The opinion of the Court was delivered by

Mr. Justice Watts.

The defendant was tried and convicted at the October term of Court, 1919, for Greenwood county, before Tudge *9 Memminger and a jury, for obstructing a public highway, and sentenced to confinement at hard labor in the penitentiary, or upon the public works of Greenwood county, for a period of three months, and pay a fine of $300. After sentence appellant appeals, and by eight exceptions alleges error and seeks reversal.

1 Exception 2 is: “Because the presiding Judge erred in charging the jury: 'Now the first question in the case is this: Was that a public highway? And I think it is undisputed here that it was a highwaythat it was a road leading from one place in the county to another public place in the county, and was used by the public generally’ — the error being that said charge was a charge on the facts, settled the question in issue against the defendant, and eliminated all consideration by the jury of the defense of appellant.”
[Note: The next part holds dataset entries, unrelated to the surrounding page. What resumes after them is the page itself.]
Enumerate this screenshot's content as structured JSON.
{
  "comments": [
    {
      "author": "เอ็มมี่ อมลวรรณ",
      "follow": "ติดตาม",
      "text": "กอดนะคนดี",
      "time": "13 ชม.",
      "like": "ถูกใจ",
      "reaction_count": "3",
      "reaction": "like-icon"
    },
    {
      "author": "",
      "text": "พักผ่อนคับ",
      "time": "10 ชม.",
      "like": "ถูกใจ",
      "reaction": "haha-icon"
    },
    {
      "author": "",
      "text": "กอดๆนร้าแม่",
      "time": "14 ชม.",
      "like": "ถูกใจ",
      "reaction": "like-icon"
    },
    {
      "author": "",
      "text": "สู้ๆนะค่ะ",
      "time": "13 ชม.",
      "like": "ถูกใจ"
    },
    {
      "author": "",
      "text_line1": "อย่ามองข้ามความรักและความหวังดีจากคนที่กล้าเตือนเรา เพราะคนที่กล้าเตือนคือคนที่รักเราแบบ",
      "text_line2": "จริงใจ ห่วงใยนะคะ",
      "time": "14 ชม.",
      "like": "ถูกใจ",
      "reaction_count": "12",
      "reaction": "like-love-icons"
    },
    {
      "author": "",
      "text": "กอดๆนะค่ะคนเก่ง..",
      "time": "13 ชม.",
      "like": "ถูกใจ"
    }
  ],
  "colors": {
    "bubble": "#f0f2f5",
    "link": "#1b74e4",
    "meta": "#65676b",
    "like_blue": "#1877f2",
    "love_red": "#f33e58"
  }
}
This exception must be sustained. It was a question for the jury to determine whether the highway, as located, was the highway. There was no dispute as to whether there was a highway, but the contention was that the highway as located now, and used, did not go over land deeded and accepted as such by proper parties as a highway, but was partly on land of appellant, and the so-called obstruction was not on the highway, but on land of appellant, and his Honor, in his charge complained of, invaded the province of the jury when he charged as he did. Appellant did not dispute that there was a highway, but he did contend that the highway, at present traveled, was not located on the land deeded by him and Seymour, but was on his land. It is not so much a question of whether there was a highway, but a question of location. It was prejudicial to the appellant, and discredited his defense. On this exception there must be a new trial.

*10 2, 3 *9 Exception 8 complains of the severity of the sentence. This was within the power, authority, and discretion of his *10 Honor. It is unusual; the sentence in such cases usually is a fine of from $5 to $25, and defendant required to remove the obstruction. It is rare that both fine and imprisonment is imposed. In the case at bar the defendant is required to pay a fine of $300 and be confined at hard labor for 3 months — a man over 50 years of age. This is unusual and exceedingly severe. There is nothing in the record to show that defendant is a bad and vicious man, criminally inclined, that he should be fined $300, serve 3 months in stripes, as a disgraced criminal, over 50 years old, for standing up for what he conceived to be his invaded rights, even though he be mistaken in his ideas. The other exceptions are not considered.

Judgment reversed and new trial granted.

Reference

Full Case Name
The State v. Cromer
Status
Published
Syllabus
1. Criminal Law — Charge in Prosecution for Obstruction of Highway Erroneous, as Invading Province of Jury. — In a prosecution for obstruction of highway, a charge that it was undisputed that it was a public highway was erroneous, as invading the province of the jury; defendant’s contention not being that there was no highway at the point, but that the highway obstructed was improperly located on his land. 2, Highways — A Heavy Fine and Imprisonment for Obstructing a Highway Held Erroneous. — In a prosecution for obstruction of a highway, the imposition of a heavy fine as well as imprisonment held, under the circumstances, improper, though the punishment rests in the discretion of the trial Court; it appearing that defendant, a man of over 50, was merely asserting his rights as he saw them, and there being nothing to indicate he was a bad or vicious man.